I am studying linear KdV equation $y_t+y_x+y_{xxx}=0$, in order to apply operator semi-group method, we need to define an operator $A=\frac{d}{dx}+\frac{d^3}{dx^3}:D(A)\subset L^2(0,1)\rightarrow L^2(0,1)$, where $D(A)=\{f\in H^3(0,1):f(0)=f(1)=0,f'(0)=0\}$, $Af=f'+f'''$ for $f\in D(A)$( derivative is in the sense of distribution). I have proven $A$ is a densely defined closed operator, so we have graph norm $\|\cdot\|_{D(A)}$ on $D(A)$, i.e., $$\|f\|_{D(A)}:=\|f\|_{L^2}+\|f'+f'''\|_{L^2}.$$ such that $(D(A),\|\cdot\|_{D(A)})$ is a Hilbert space, if I define another operator $B:\mathbb{R}\rightarrow D(A)'$ by $(Bu,f)=uf'(1)$, i.e., $Bu=-u\delta'_1$.

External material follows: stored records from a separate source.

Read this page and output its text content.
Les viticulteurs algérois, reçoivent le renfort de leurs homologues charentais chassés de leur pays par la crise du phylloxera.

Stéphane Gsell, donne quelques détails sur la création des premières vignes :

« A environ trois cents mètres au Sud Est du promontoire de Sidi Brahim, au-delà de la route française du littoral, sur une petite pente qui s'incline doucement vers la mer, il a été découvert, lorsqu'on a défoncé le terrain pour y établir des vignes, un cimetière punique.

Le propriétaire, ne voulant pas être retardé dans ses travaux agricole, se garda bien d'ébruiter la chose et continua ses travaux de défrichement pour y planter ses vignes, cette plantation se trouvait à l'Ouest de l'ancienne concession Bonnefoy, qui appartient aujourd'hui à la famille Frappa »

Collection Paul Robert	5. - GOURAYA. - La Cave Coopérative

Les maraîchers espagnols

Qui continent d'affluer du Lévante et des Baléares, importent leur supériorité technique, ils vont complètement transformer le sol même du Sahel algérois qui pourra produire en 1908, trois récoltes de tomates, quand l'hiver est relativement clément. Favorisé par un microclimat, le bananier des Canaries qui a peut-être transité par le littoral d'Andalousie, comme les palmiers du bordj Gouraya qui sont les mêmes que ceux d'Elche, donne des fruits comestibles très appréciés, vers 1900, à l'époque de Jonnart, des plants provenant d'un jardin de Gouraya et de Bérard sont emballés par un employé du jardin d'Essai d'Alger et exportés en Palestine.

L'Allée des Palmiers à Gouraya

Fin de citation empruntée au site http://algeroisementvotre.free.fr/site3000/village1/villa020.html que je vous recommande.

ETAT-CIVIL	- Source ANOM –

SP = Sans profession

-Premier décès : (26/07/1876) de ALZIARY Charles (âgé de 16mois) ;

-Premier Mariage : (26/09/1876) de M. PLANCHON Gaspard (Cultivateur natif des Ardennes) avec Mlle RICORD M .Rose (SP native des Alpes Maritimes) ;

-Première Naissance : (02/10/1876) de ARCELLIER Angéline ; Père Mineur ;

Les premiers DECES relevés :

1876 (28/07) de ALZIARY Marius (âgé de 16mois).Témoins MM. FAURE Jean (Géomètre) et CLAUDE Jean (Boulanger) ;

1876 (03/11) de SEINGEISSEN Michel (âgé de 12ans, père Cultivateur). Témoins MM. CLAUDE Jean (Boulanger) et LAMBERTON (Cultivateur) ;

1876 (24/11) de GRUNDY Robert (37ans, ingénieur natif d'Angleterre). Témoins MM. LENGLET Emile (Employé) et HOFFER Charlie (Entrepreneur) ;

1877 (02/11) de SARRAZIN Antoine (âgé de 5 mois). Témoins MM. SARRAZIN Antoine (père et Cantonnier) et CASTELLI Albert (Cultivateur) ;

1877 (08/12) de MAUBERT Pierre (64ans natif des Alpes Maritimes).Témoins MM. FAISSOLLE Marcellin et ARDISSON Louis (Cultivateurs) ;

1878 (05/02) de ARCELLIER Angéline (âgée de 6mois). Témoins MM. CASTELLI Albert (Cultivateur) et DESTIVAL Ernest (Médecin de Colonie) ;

The question is, how to prove $B$ is a bounded operator, i.e., there exists $C>0$ such that for any $f\in D(A)$ and $u\in \mathbb{R}$, we have $|(Bu,f)|\leq C|u|\cdot \|f\|_{D(A)} $.
It is enough to verify there exists $C>0$ such that $|f'(1)|\leq C(\|f\|_{L^2}+\|f'+f'''\|_{L^2})$ for $f\in D(A)$.
My attempt:
Since $f(0)=f(1)=0$ and $H^3(0,1)\subset C^{2,1/2}[0,1]$, there exists $a\in (0,1)$ such that $f'(a)=0$, combine with $f'(0)=0$, we have $b\in (0,1)$ such that $f''(b)=0$, so that $$f'(1)=\int_0^1\int_b^t(f'(s)+f'''(s))\,dsdt-\int_0^1 f(t)\,dt+f(b).$$ the first term and second term can be controlled by $\|f'+f'''\|_{L^2}$ and $\|f\|_{L^2}$ respectively, but how to controll $f(b)$? Any help will be apreciated.